The 1936 illustration, intended for the cover of Hergé’s fifth Tintin book, “The Blue Lotus,” shows the young hero hiding with his dog, Snowy, in a porcelain jar. It was painted with gouache, ink and watercolor.
It was eventually rejected as a cover because it would have been to expensive to reproduce, the auction house said in a press release ahead of the sale.
The Blue Lotus was expected to sell for between $2.7 million and $3.4 million, but ultimately went for $3.9 million including fees — a world auction record both for a work by Hergé and for an original comic strip work.

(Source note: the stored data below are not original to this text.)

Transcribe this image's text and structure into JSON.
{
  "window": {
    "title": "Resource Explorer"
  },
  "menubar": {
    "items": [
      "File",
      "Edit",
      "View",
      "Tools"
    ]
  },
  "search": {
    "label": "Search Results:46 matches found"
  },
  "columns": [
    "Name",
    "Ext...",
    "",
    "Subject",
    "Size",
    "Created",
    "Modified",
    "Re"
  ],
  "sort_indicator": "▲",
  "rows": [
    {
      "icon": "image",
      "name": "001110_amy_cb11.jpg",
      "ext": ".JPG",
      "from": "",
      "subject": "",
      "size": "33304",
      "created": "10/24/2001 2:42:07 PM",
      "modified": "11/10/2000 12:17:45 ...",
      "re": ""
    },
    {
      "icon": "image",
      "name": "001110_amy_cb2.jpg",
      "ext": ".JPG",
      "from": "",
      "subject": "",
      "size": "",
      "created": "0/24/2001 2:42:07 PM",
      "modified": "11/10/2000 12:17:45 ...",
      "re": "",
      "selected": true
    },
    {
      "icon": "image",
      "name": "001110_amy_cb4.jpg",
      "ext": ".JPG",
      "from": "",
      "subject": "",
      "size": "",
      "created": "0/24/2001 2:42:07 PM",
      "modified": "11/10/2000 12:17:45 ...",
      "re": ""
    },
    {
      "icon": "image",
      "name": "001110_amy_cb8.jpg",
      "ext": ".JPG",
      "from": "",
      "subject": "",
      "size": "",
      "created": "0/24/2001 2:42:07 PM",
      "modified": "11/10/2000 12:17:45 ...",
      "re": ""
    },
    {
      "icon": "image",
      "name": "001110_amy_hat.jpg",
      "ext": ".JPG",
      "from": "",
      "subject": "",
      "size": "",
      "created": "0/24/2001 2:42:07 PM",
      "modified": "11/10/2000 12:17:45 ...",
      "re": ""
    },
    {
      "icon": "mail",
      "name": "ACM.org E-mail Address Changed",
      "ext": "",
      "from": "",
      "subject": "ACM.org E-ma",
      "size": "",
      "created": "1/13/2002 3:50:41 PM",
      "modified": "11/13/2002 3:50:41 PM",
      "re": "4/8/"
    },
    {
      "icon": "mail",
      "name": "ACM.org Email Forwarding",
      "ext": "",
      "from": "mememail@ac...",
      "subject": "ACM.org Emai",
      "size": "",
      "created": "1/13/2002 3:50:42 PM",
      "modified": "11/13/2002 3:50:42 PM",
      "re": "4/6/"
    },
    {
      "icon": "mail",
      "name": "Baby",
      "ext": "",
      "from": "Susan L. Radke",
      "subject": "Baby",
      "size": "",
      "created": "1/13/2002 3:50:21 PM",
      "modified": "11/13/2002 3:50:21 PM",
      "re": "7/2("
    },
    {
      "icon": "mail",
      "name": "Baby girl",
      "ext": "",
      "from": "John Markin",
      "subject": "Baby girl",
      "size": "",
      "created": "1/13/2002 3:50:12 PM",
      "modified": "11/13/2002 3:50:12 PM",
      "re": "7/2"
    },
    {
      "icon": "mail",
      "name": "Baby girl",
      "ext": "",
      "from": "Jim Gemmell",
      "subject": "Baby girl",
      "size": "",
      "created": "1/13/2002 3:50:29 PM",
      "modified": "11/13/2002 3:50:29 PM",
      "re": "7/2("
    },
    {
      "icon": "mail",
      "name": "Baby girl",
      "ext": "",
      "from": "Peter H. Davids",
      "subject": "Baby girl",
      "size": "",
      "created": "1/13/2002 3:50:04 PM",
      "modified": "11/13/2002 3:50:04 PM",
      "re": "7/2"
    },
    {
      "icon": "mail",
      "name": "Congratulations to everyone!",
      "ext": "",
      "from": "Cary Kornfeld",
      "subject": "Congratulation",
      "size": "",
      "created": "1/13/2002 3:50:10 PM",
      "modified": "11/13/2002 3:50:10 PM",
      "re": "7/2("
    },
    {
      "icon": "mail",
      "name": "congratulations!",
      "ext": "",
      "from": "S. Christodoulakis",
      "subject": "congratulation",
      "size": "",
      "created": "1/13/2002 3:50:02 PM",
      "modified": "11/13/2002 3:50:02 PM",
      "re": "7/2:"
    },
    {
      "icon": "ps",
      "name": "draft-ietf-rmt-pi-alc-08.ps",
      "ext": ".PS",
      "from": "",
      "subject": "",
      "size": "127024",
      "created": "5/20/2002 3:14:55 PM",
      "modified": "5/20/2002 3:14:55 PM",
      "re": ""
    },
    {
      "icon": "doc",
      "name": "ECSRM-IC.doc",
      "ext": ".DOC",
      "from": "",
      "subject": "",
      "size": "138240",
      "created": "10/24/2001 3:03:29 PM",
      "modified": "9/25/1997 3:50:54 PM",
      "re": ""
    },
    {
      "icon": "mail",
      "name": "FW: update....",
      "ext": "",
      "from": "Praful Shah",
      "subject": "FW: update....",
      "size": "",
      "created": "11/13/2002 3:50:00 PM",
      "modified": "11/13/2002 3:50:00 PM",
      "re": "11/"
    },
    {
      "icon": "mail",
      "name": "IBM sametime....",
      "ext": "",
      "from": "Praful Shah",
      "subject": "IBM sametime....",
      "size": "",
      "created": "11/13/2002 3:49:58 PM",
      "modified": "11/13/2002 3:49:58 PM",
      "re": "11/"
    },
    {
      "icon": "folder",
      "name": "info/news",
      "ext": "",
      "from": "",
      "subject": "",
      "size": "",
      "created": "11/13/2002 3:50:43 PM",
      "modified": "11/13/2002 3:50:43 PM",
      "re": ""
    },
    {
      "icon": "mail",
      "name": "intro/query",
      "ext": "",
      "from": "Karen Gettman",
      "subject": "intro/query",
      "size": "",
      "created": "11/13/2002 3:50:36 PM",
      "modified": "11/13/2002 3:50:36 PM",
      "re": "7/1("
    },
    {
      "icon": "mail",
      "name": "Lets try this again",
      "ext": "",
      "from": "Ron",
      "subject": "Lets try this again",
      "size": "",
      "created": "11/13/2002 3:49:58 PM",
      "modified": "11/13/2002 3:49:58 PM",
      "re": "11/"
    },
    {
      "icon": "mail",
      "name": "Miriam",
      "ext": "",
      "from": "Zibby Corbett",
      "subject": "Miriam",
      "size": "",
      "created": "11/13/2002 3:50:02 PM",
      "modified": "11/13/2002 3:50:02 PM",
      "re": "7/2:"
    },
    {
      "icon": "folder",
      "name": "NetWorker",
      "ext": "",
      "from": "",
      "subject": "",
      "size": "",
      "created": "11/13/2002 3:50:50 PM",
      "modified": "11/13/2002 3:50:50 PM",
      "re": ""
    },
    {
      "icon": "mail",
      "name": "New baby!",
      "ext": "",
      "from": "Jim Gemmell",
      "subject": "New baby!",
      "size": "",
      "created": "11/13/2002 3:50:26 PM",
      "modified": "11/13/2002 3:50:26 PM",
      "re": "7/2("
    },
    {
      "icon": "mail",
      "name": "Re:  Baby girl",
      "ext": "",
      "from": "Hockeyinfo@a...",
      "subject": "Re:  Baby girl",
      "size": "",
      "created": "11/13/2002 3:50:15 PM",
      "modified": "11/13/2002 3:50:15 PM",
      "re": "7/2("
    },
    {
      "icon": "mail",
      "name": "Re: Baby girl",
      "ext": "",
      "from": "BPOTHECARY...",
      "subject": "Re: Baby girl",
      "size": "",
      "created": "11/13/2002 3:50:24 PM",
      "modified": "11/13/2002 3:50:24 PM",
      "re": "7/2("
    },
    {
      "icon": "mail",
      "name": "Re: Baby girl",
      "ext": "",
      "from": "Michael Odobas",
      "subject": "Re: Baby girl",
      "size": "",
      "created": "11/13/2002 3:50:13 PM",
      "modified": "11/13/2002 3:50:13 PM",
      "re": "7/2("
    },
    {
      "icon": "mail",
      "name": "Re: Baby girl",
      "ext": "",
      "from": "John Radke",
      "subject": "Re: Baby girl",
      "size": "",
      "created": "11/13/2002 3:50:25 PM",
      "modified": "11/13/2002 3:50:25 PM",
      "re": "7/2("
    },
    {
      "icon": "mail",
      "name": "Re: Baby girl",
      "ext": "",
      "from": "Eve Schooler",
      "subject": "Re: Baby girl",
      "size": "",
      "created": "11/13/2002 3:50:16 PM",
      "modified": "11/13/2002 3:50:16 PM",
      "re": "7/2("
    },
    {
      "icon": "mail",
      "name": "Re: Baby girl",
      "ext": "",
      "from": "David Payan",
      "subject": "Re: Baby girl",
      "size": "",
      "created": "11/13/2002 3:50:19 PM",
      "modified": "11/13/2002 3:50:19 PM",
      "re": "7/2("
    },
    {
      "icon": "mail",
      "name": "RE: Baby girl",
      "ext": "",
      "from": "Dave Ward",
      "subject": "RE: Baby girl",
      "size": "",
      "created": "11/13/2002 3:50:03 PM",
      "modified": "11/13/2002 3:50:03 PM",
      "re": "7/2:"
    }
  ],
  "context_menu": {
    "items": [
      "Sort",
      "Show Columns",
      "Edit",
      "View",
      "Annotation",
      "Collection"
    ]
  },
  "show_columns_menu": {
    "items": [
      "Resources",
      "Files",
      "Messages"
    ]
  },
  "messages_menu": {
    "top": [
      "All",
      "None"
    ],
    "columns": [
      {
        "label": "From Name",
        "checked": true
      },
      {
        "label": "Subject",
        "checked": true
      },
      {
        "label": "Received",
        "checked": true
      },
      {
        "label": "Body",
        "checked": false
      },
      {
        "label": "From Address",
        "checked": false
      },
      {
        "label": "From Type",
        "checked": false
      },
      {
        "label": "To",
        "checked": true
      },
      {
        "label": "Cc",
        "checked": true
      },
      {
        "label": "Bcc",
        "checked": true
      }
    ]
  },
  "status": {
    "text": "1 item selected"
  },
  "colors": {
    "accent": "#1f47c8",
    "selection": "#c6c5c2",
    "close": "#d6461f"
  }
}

“Thanks to its unique characteristics, this masterpiece of the ninth art deserves this world record and confirms the excellent health of the comic strip market,” said Eric Leroy, comic strip expert at Artcurial, said in a press release following the sale.
“This painting is so rare because it has never been on the private market before. It has been shown in Hergé’s museum and in the 1988 exhibition of the Tintin comic book series, but never privately before now,” he told CNN.
“The painting was also inspired by Hergé’s friend Chong, whom he met in 1935 in Brussels,” Leroy explained. “Chong described his native China, which influenced the story and the artwork of ‘The Blue Lotus.'”
A controversial past
Hergé, whose real name was Georges Remi, created the character of Tintin in the 1920s.
The tales have been translated into dozens of languages, and adapted for radio, television, film, theater and video games.
Despite their huge popularity, Tintin’s adventures have also been the subject of controversy.
During World War II, Hergé published Tintin strips in a Belgian newspaper allied with the Nazi regime.
And “Tintin in the Congo,” published in serial form in 1930-1931, took the boy reporter to Belgium’s then colony and depicted the African natives as inferior beings in need of civilization.